With the FCC commissioners expected to make a decision on the EchoStar/DirecTV merger within the next several weeks, EchoStar Chairman Charlie Ergen is expected to make a last-ditch effort to please regulators. FCC sources confirm that the commissioners have received a staff recommendation reportedly nixing the deal.

The Justice Department staff came to a similar conclusion two weeks ago, according to published reports.

Hundt pitches broadband subsidy

Former FCC Chairman Reed Hundt told the Senate Commerce Committee last week that the government needs to step in to subsidize the broadband rollout. Just as Herbert Hoover stepped in to build roads to drive the adoption of the automobile, he said, the government needs to step in to help subsidize the underlying broadband network. Hundt, now a partner in consulting firm McKinsey & Co., said a subsidy would represent a fraction of federal spending on roads.

Committee Chairman Ernest Hollings (D-S.C.) asked Hundt whether he would fund that subsidy with spectrum auctions. Hundt was noncommittal, saying he would "defer" to Hollings.

'The Torch' passes

Broadcasters will shed few tears at Sen. Robert Torricelli's decision to drop a bid to retain his New Jersey seat. He was a key proponent of campaign-reform legislation that would have drastically discounted the rate stations can charge federal candidates for ad time.

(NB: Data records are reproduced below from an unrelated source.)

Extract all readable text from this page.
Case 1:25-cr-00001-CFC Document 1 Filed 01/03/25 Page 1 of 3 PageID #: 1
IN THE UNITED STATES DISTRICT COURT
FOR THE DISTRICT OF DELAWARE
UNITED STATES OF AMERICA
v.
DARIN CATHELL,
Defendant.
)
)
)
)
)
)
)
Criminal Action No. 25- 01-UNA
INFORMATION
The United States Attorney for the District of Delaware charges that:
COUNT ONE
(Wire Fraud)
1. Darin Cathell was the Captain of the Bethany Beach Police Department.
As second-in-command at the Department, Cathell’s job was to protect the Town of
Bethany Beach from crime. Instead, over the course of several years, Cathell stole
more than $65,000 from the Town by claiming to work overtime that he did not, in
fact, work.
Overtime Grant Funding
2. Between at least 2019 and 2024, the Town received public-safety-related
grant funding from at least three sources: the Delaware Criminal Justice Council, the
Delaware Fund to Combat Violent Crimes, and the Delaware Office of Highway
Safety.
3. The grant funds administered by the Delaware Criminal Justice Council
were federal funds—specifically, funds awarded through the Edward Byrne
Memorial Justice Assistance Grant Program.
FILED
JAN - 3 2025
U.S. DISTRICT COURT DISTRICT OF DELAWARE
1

A Torricelli-authored amendment passed the Senate in 2001 but was defeated in the House early this year. Without "The Torch" to carry the torch for the amendment, its future appears doubtful.

NAB paints radio rainbows

Just a week after the FCC launched a sweeping review of media-ownership rules, the NAB said it will hire a media-relations firm to pitch the nation on the bright side of radio ownership. It may even have some new ammunition in the FCC's just released ownership studies (see Top of the Week). The reportedly $250,000 campaign will be aimed at countering industry critics who say consolidation has put radio in the hands of a few corporate giants interested only in promoting a handful of megastar pop acts.

The NAB campaign will point out that there is more diversity than there was five years ago, citing more Hispanic radio and more subformats such as alternative rock. The campaign also will note that there remain more than 4,000 radio owners vs. roughly 400 newspaper owners and five major record labels.

"We thought it was time to engage in counter arguments on the industry's behalf," explained NAB spokesman Dennis Wharton.

Still on hold

Senator Byron Dorgan (D-N.D.) last week called it "unforgivable" that nomination of Jonathan Adelstein (above) to the open FCC seat continues to languish, and he pledged to bring up the issue on the floor in the near future. Dorgan used the opportunity of a Senate Commerce Committee hearing on broadband deployment to say that he believes the FCC needs "a full complement of commissioners" to deal with the important decisions before it.